In my last post I showed some of the features of JMP's Bubble Plot platform using the US crime rate data (How to Make Bubble Charts) to create a static bubble plot, and the 1973 to 1999 US crime rate data to generate a dynamic bubble plot. Describing the dynamic bubble plot i wrote
Around 1976 Nevada starts to move away from the rest of the states, with both a high burglary and murder rates, reaching a maximum around 1980, and returning to California and Florida levels by 1984. Around 1989 the murder rate in Louisiana starts to increase reaching 20 per 100,000 by 1993, staying between 15 and 20 per 100,00 all the way up to 1997, with a fairly constant burglary rate. We can also see that the crime rates for North Dakota are consistently low
You can see these stories unfold in the animation, but after it is over our brains tend to forget the path a bubble took; the sequence of steps that led to its final position. Fortunately for us, the Bubble Plot platform has an option, Trail Lines, that can help our brains visualize motion. This option can be accessed from the bubble plot contextual menu:
Let's select the bubbles for Nevada, Louisiana, and North Dakota. If you run the animation a trail follows the motion of each of these bubbles. By the end of the sequence, 1999, the plot shows the paths taken by these 3 states.
Now we can clearly see Nevada, the green trail, shooting up to the upper right (high burglary and murder rates), and then coming back. Note how Louisiana (blue line) moves horizontally to the right (higher murder rate), without changing too much in the vertical direction (burglary rate). North Dakota's path (yellow line) is a short zigzag motion, keeping itself around a burglary rate of 435 per 100,000, and a murder rate of 1.18 per 100,000.
In Visualizing Change, data visualization expert Stephen Few discusses four meaningful characteristics of change through time: magnitude, shape, velocity and direction. These four characteristics are easier to visualize by using Trail Bubbles in addition to Trail Lines. The plot below shows the Trail Lines and Trail Bubbles for Louisiana, Nevada, and North Dakota. To help the eye, I've added labels for the starting year of 1973.
The magnitude of change can be assessed by looking at the difference between bubble locations. For Nevada, between 1973 and 1980, you can see big changes in the burglary rate, from about 2000 to 3000 per 100,000, and the murder rate, from 12 to 20 per 100,000. By 1999 Nevada's burglary rate have been cut in half to 1000 per 100,000. The shape of change is given by the overall shape of the bubbles, while the direction and velocity of change can be visualized by the trend of the trails and the rate at which a bubble moves from one place to the next. For Nevada, the shape of change is somewhat concave, with rapid changes (big jumps from one bubble to the next), trending upward and downward in the 45° diagonal.

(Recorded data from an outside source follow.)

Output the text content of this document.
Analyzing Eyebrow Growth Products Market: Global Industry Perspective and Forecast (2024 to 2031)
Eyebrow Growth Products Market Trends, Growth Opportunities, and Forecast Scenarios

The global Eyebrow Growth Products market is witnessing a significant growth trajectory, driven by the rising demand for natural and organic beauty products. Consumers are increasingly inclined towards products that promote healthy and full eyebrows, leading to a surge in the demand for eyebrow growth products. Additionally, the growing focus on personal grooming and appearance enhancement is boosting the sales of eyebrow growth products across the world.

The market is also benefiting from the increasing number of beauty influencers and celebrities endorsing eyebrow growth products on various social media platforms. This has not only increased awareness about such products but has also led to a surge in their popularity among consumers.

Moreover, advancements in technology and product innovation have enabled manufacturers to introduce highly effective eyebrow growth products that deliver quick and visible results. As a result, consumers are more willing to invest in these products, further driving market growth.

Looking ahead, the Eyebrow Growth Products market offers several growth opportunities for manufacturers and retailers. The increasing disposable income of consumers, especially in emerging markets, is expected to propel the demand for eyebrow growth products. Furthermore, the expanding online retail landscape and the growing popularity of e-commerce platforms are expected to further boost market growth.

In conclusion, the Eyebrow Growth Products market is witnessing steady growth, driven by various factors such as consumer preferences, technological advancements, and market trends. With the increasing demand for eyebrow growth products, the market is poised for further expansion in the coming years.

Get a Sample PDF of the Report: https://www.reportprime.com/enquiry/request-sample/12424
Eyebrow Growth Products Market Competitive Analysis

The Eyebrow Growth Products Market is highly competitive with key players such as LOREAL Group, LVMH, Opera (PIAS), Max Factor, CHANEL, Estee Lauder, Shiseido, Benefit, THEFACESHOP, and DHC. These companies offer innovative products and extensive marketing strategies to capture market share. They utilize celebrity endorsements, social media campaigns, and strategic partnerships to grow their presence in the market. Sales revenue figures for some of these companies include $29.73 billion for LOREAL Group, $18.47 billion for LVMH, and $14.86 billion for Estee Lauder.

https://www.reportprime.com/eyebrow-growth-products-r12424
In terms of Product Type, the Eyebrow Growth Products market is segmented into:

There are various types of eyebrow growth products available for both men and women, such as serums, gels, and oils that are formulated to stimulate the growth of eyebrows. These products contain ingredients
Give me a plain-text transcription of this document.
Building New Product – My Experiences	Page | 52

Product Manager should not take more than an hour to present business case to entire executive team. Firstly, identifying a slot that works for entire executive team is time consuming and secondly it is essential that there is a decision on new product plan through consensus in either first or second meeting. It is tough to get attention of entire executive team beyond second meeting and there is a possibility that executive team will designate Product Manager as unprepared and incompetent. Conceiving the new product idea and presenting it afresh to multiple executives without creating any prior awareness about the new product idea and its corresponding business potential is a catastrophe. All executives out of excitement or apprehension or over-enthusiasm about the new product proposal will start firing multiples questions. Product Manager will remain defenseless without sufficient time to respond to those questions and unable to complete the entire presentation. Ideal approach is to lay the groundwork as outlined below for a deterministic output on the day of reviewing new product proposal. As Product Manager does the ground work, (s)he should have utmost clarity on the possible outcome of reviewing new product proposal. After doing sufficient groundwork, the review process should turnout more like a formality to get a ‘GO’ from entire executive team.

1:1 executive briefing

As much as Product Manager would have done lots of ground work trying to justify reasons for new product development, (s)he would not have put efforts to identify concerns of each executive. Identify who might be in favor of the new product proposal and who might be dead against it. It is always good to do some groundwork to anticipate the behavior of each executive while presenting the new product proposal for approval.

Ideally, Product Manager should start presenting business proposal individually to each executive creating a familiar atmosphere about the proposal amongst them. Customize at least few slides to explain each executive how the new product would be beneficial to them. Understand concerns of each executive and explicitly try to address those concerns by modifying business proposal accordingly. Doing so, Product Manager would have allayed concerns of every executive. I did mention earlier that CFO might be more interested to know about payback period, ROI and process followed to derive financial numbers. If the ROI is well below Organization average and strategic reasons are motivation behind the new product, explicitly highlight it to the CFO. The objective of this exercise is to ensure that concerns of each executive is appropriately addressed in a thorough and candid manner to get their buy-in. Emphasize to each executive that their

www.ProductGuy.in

Louisiana's burglary rate did not change much (vertical changes), but its murder rate went up to 20 per 100,000, ending at 10 per 1000,000, lower than where it started (horizontal changes). The changes did not seem to occur rapidly, because the distance between the bubbles is small. As we saw before, not a lot of changes in North Dakota. Its shape is a circle with a small radius; i.e., neither big, nor rapid changes in either murder or burglary rates (the last bubble is almost where started).
A JMP bubble plot, with line and bubbles trails, can really change the way you visualize change. Go ahead, give it a try.